Novembre 4, 2005 in Musica da Redazione

“Caro lettore, queste sono immagini ed impressioni nate dopo aver assistito al concerto di Paolo Conte, al Teatro Regio di Torino, il 31 ottobre del 2005…”

Note di pianoforte nero

grilli di suoni

luci vive che si aprono tra i musicisti

energia vibrante da mani virtuose

strumenti d’ottone e corde, xilofoni e percussioni

Giocare

tra sagome che si muovono su un

Blu palco blu tango blu

rosso, giallo, violetto… atmosfere

di suoni e di sogni

di musica che vola dal basso verso l’alto

un camminata a paso doble

e lui che racconta,

di una lunga milonga

Tutto inizia con il jazz…

il pittore

armeggia con invisibili tasti con

atmosfere,

soffuse, chiare, fumose, cristalline

la Donna si fa portare

sul palmo della sua mano, lontano

Note di grazia, note agitate

come gli animi e la gioia ed il turbamento

enchantés

uomini e donne si alzano

frac neri e paillettes di gran gala verso il palco

l’abbraccio del Regio scorre come una cascata

e avvolge quest’uomo sognatore

Guarda i piedi il sognatore, che fa?

Ha le mani che sudano e i tasti che scivolano tra le dita.
Eppure non cessa e continua la sua storia. Incanto e meraviglia…

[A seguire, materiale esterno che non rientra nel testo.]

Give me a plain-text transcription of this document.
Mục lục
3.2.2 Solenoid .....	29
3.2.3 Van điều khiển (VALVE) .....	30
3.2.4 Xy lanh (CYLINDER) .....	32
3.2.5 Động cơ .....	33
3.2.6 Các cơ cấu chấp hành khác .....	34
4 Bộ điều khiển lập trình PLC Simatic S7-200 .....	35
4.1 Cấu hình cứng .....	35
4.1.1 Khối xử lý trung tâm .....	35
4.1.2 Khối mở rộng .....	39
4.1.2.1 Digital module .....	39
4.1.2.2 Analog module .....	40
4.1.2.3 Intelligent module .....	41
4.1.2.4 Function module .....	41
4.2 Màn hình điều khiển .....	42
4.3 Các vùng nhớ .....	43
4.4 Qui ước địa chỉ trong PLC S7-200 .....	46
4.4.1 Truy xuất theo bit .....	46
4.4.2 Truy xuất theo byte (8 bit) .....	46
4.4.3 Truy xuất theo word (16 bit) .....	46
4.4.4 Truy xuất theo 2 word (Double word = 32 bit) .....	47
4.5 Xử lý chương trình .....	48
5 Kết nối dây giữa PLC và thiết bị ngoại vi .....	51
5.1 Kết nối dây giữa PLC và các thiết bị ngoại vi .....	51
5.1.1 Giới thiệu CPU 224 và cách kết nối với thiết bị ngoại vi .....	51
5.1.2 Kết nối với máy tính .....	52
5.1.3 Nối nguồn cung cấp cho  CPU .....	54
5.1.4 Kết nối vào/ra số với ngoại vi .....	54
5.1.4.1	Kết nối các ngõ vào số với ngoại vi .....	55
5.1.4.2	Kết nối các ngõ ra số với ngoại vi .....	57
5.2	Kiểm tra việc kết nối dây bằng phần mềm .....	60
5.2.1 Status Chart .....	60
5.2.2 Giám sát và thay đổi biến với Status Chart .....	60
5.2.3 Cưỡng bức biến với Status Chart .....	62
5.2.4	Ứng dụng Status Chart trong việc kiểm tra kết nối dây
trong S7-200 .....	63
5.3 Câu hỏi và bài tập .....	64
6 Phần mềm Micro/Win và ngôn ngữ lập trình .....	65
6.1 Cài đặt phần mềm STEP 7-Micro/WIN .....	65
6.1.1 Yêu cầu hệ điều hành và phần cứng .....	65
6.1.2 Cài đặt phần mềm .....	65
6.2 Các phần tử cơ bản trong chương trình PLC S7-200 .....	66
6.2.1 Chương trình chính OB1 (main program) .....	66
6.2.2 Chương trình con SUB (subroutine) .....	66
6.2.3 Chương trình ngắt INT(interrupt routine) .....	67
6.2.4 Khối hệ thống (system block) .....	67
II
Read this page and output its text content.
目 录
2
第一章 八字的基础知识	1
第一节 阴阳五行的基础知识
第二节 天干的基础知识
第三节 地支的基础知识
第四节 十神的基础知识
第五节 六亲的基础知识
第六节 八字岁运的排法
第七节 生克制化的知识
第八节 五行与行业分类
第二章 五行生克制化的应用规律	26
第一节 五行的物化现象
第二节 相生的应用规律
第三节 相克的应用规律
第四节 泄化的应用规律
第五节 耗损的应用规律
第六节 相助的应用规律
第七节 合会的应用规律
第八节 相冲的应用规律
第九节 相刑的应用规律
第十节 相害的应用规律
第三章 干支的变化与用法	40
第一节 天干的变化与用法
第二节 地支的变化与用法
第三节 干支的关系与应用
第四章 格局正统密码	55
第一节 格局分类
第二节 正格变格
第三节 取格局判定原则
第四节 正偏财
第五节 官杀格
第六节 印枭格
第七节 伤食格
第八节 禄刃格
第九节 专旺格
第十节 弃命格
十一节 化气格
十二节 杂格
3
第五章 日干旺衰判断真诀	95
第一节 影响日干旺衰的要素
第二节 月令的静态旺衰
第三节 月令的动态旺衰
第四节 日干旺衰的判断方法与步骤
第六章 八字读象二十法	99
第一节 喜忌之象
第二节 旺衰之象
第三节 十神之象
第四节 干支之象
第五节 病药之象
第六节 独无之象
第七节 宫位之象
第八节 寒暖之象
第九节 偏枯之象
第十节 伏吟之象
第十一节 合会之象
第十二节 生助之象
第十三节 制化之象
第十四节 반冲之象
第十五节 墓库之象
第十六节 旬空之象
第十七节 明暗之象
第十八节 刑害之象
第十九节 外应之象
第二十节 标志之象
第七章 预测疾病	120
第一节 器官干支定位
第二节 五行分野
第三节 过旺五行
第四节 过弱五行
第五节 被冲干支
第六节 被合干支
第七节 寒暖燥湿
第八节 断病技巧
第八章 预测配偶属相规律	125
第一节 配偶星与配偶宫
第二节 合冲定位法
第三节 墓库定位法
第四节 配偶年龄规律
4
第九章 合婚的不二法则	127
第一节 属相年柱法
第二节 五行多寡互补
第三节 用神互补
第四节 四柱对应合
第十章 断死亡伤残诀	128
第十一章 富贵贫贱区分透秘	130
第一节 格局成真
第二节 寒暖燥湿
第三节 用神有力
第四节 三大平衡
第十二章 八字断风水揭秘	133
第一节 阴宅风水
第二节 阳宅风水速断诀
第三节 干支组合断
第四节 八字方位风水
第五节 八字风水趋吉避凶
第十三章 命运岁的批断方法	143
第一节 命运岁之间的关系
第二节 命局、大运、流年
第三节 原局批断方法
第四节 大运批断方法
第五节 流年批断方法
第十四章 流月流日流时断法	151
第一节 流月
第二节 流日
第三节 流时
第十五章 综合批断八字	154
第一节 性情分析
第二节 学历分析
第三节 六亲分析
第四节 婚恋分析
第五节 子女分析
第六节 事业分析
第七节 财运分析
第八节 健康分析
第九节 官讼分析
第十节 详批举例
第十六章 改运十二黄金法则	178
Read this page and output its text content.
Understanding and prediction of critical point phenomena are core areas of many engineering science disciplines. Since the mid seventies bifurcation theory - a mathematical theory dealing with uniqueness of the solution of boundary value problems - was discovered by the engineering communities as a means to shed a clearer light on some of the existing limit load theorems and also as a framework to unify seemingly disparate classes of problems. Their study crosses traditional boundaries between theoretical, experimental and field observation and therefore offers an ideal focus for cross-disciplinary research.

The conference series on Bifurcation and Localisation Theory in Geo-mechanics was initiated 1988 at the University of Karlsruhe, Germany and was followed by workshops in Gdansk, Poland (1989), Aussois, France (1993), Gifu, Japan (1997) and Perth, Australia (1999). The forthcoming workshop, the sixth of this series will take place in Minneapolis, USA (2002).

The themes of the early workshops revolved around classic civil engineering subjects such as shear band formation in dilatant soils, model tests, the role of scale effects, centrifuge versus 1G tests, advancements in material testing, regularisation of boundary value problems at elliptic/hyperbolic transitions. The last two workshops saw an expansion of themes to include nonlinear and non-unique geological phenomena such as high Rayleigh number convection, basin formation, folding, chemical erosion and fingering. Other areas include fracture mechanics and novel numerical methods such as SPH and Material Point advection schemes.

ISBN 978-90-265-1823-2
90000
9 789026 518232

Parlano tutti lì davanti, gridano, e si alzano, mentre la saliva gli cade in canzoni burbere, che la giacca grigia fotografa. Mi vien da sorridere. Invece sto stretto stretto, aggrappato a lui, a un collo che canta.

In fondo non è un brutto mestiere, il mio, davvero no. Si campa bene, a fare il papillon di Conte Paolo

La voce e l’anima, sai che ti dico?, suonano un pianoforte a quattro mani.